A particular instance of this would the case where all jobs have known
runtime tj and precedence constraints and the
utility of the jobs (their value) follows a linear soft real time
function where job j has full utility uj
until time tj,1 which then decreases linearly
until it reaches its lowest point (usually negative and corresponding
to the penalty to be paid for not completing a job) at time
tj,2. Furthermore, there can be a cost cj(t) to storing
the results of the calculations for a time t after a job is completed
and before the followup job is started. The goal of the job scheduler is it to
arrange the jobs such that the resulting schedule maximizes the sum of
the utilities of all the jobs in the schedule. This utility can be
expressed as a non-linear function of the start (and thus comletion) times
of the jobs and the scheduling
problem as a non-linear constrained optimization problem aimed at
finding the optimal starting times for the individual jobs. (Note, however,
that as soon as a limit on the number of machines is imposed (i.e. the number of
jobs that can run simultaneously is limited), the
constraints become dependent on the order in which jobs are executed,
making it a non-continuous function.)
Given the very simplified assumption that there are no limitations on the number of simultaneous jobs,
formulate the problem and apply an optimization technique to solve it (and thus determine the
start times for all the jobs) for a set of 20 jobs with arbitrary precedence constraints and
utility drop function and storage cost factors.

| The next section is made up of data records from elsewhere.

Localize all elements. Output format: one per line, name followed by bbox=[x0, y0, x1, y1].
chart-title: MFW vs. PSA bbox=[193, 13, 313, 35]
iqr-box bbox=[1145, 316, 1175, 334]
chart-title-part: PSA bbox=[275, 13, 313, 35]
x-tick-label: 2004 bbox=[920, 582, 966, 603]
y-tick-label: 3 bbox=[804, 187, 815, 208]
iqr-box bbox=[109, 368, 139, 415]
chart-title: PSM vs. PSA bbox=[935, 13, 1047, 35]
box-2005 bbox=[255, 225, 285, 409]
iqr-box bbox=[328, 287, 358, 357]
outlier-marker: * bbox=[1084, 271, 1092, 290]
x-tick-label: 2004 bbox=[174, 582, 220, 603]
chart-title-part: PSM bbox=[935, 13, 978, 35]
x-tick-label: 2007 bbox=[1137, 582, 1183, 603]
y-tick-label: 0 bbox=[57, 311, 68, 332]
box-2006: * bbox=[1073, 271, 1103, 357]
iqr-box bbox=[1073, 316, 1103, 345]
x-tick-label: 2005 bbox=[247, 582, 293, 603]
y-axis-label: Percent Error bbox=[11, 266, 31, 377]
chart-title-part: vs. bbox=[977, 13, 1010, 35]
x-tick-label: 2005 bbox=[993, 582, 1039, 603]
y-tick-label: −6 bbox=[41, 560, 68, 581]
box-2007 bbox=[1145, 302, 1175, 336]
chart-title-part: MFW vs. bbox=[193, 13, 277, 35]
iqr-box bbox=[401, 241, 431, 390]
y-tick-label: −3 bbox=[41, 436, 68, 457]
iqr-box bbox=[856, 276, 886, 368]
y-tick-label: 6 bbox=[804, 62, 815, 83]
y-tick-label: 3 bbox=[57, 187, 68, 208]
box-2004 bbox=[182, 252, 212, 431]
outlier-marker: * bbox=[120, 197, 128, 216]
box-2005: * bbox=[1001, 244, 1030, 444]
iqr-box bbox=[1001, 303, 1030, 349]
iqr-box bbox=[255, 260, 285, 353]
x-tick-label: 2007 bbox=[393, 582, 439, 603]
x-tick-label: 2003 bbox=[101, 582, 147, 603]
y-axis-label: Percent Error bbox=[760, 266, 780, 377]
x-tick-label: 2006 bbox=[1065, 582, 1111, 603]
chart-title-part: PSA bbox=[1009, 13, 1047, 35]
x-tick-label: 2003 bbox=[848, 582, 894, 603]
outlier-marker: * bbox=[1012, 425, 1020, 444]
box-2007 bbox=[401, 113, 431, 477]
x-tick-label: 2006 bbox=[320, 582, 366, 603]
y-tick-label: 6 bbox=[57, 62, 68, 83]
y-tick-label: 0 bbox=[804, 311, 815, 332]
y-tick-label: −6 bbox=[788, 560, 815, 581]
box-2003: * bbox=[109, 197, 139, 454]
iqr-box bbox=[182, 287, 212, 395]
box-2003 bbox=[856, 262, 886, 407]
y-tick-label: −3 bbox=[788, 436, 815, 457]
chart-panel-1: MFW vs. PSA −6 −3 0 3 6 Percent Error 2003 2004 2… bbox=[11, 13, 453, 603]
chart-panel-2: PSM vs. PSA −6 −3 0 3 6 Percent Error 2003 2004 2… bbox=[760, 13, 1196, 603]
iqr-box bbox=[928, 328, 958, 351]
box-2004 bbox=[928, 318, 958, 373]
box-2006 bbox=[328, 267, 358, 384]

- Multiagent intrusion prevention:
A computer system consisting of 3 computers computers has limited
resources that can be dedicated to fighting (preventing) attacks on
individual computers. In order to prevent intrusions on a particular
computer, it has to run a complex prevention programm which uses
a large fraction of its resources, incurring a cost of dm on
computer m but guaranteeing that any attack on that computer will fail.
On the other hand, if the job is not run and an intrusion happens, a
cost of cm will be incurred on that computer (with cm usually
significantly larger than dm.
Assuming that there is only one attacker on the system and this
attacker can only attack one computer at a time, and given that the
attacker incurs a cost of ca for any attack attempt (independent
of its success or failure) and receives a benefit of wm for
succeeding to break into machine m, game theory can be used to
determine a Nash equilibrium indicating the best strategies for the
attacker and the system administrator (expressed in terms of the
probability with which the attacker should choose a particular
computer to attack and the probabilities with which the system
administrator should run the intrusion prevention program on any
possible subset of the computers). Game theory here finds a joint solution
that simultaneously forms a local maximum for the expected gain
(benefit - cost) of the system given that only one of the parties changes the strategy.
To find this solution, the expected
gain for both parties can be formulated as linear equations and the
simultaneous local optimum requirement can be expressed as a set of
linear constraints, thus forming a linear program.
Formulate the above problem as a linear program and use the simplex
algorithm to find a solution for different cost and benefit values.